I have created a UDTF and I'm running below java hive JDBC code inside it to execute a hive query and get results.
I'm able to get the connection to the hive2 server successfully but the code hangs indefinitely without any exception at statement.executeQuery(). What could be the reason? The same code runs in a standalone eclipse class but hands when deployed in a hadoop cluster as udtf.
public class DynamicWhereUDTF extends GenericUDTF {
private PrimitiveObjectInspector stringOI = null;
ArrayList<Object[]> results = new ArrayList<Object[]>();
@Override
public StructObjectInspector initialize(ObjectInspector[] args)

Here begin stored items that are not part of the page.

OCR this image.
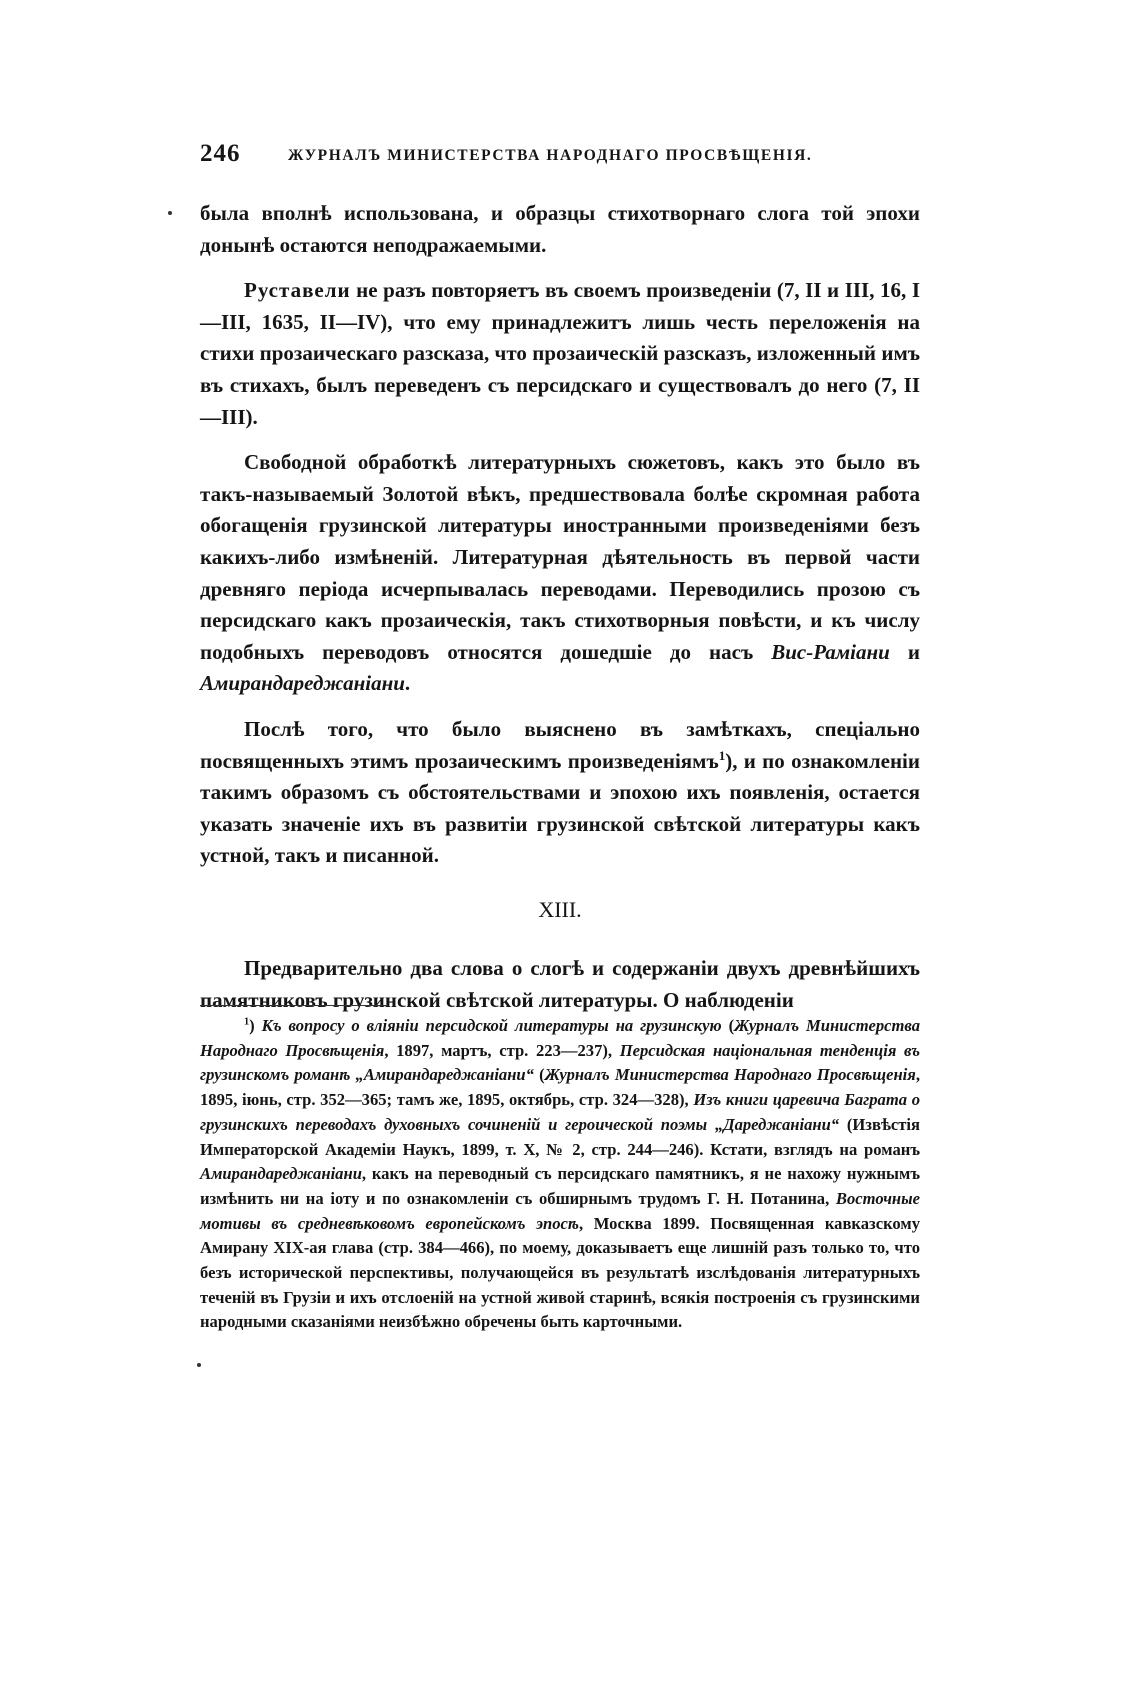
246	ЖУРНАЛЪ МИНИСТЕРСТВА НАРОДНАГО ПРОСВѢЩЕНІЯ.

была вполнѣ использована, и образцы стихотворнаго слога той эпохи донынѣ остаются неподражаемыми.

Руставели не разъ повторяетъ въ своемъ произведеніи (7, II и III, 16, I—III, 1635, II—IV), что ему принадлежитъ лишь честь переложенія на стихи прозаическаго разсказа, что прозаическій разсказъ, изложенный имъ въ стихахъ, былъ переведенъ съ персидскаго и существовалъ до него (7, II—III).

Свободной обработкѣ литературныхъ сюжетовъ, какъ это было въ такъ-называемый Золотой вѣкъ, предшествовала болѣе скромная работа обогащенія грузинской литературы иностранными произведеніями безъ какихъ-либо измѣненій. Литературная дѣятельность въ первой части древняго періода исчерпывалась переводами. Переводились прозою съ персидскаго какъ прозаическія, такъ стихотворныя повѣсти, и къ числу подобныхъ переводовъ относятся дошедшіе до насъ Вис-Раміани и Амирандареджаніани.

Послѣ того, что было выяснено въ замѣткахъ, спеціально посвященныхъ этимъ прозаическимъ произведеніямъ$^1$), и по ознакомленіи такимъ образомъ съ обстоятельствами и эпохою ихъ появленія, остается указать значеніе ихъ въ развитіи грузинской свѣтской литературы какъ устной, такъ и писанной.

XIII.

Предварительно два слова о слогѣ и содержаніи двухъ древнѣйшихъ памятниковъ грузинской свѣтской литературы. О наблюденіи

$^1$) Къ вопросу о вліяніи персидской литературы на грузинскую (Журналъ Министерства Народнаго Просвѣщенія, 1897, мартъ, стр. 223—237), Персидская національная тенденція въ грузинскомъ романѣ „Амирандареджаніани“ (Журналъ Министерства Народнаго Просвѣщенія, 1895, іюнь, стр. 352—365; тамъ же, 1895, октябрь, стр. 324—328), Изъ книги царевича Баграта о грузинскихъ переводахъ духовныхъ сочиненій и героической поэмы „Дареджаніани“ (Извѣстія Императорской Академіи Наукъ, 1899, т. X, № 2, стр. 244—246). Кстати, взглядъ на романъ Амирандареджаніани, какъ на переводный съ персидскаго памятникъ, я не нахожу нужнымъ измѣнить ни на іоту и по ознакомленіи съ обширнымъ трудомъ Г. Н. Потанина, Восточные мотивы въ средневѣковомъ европейскомъ эпосѣ, Москва 1899. Посвященная кавказскому Амирану XIX-ая глава (стр. 384—466), по моему, доказываетъ еще лишній разъ только то, что безъ исторической перспективы, получающейся въ результатѣ изслѣдованія литературныхъ теченій въ Грузіи и ихъ отслоеній на устной живой старинѣ, всякія построенія съ грузинскими народными сказаніями неизбѣжно обречены быть карточными.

throws UDFArgumentException {
stringOI = (PrimitiveObjectInspector) args[0];
if (stringOI != null) {
String name = stringOI.toString();
System.out.println("param <-------> " + name);
}
List<String> fieldNames = new ArrayList<String>();
try {
fieldNames = getColumnNames("d_drug");
} catch (SQLException e) {
e.printStackTrace();
}
System.out.println("fieldNames size ---> " + fieldNames.size());
List<ObjectInspector> fieldOIs = new ArrayList<ObjectInspector>();
for (int i = 0; i < fieldNames.size(); i++) {
fieldOIs.add(PrimitiveObjectInspectorFactory.javaStringObjectInspector);
}
System.out.println("----------ObjectInspectorFactory created------------ ");
Connection conn = null;
ResultSet rs = null;
PreparedStatement statement = null;
try {
System.out.println("Processing records 1");
Class.forName("org.apache.hive.jdbc.HiveDriver");
System.out.println("Processing records 2");
Configuration conf = new Configuration();
conf.set("hadoop.security.authentication", "Kerberos");
conf.set("fs.hdfs.impl", DistributedFileSystem.class.getName());
conf.set("fs.file.impl", org.apache.hadoop.fs.LocalFileSystem.class.getName());
UserGroupInformation.setConfiguration(conf);
UserGroupInformation.loginUserFromKeytab("[email protected]", "/tmp/abc.keytab");
System.out.println("Processing records 3");
String hiveJdbcUrl = "jdbc:hive2://<host>:10000/demo_db;principal=hive/<host>@CS.MSD";
conn = DriverManager.getConnection(hiveJdbcUrl, "abc", "");
System.out.println("conn1 <-------> " + conn);
statement = conn.prepareStatement("select * from xyz limit 5");
System.out.println(" statement ----------> " + statement);
rs = statement.executeQuery();
System.out.println(" resultset ----------> " + rs);
ResultSetMetaData rsMetaData = rs.getMetaData();
int columnCount = rsMetaData.getColumnCount();
System.out.println("columnCount ---> " + columnCount);
// ArrayList<Object[]> results = new ArrayList<Object[]>();
StringBuilder values = new StringBuilder();
while (rs.next()) {
values = new StringBuilder();
for (int i = 0; i < columnCount; i++) {
values = values.append(rs.getString(i + 1)).append(",");
}
String output = values.toString().substring(0,
values.lastIndexOf(","));
System.out.println("output -----> " + output);
results.add(new Object[] {"122556", "52905"});
}
System.out.println("------- results forwarded -------");
} catch (Exception ex) {
ex.printStackTrace();
} finally {
if (conn != null)
try {
conn.close();
} catch (SQLException e) {
// TODO Auto-generated catch block
e.printStackTrace();
}
}
return ObjectInspectorFactory.getStandardStructObjectInspector(
fieldNames, fieldOIs);
}
@Override
public void close() throws HiveException {
// TODO Auto-generated method stub
}
@Override
public void process(Object[] record) throws HiveException {
try {
Iterator<Object[]> it = results.iterator();
while (it.hasNext()) {
Object[] r = it.next();
forward(r);
}
System.out.println("------- results forwarded -------");
} catch (Exception ex) {
ex.printStackTrace();
}
}
public List<String> getColumnNames(String tableName) throws SQLException {
List<String> fieldNames = new ArrayList<String>();
fieldNames.add("drug_id");
fieldNames.add("drug_cd");
return fieldNames;
}
}
The problem might be in creating connection in
initializemethod. Try to create connection inconfiguremethod, you can check Hbase connector as an example.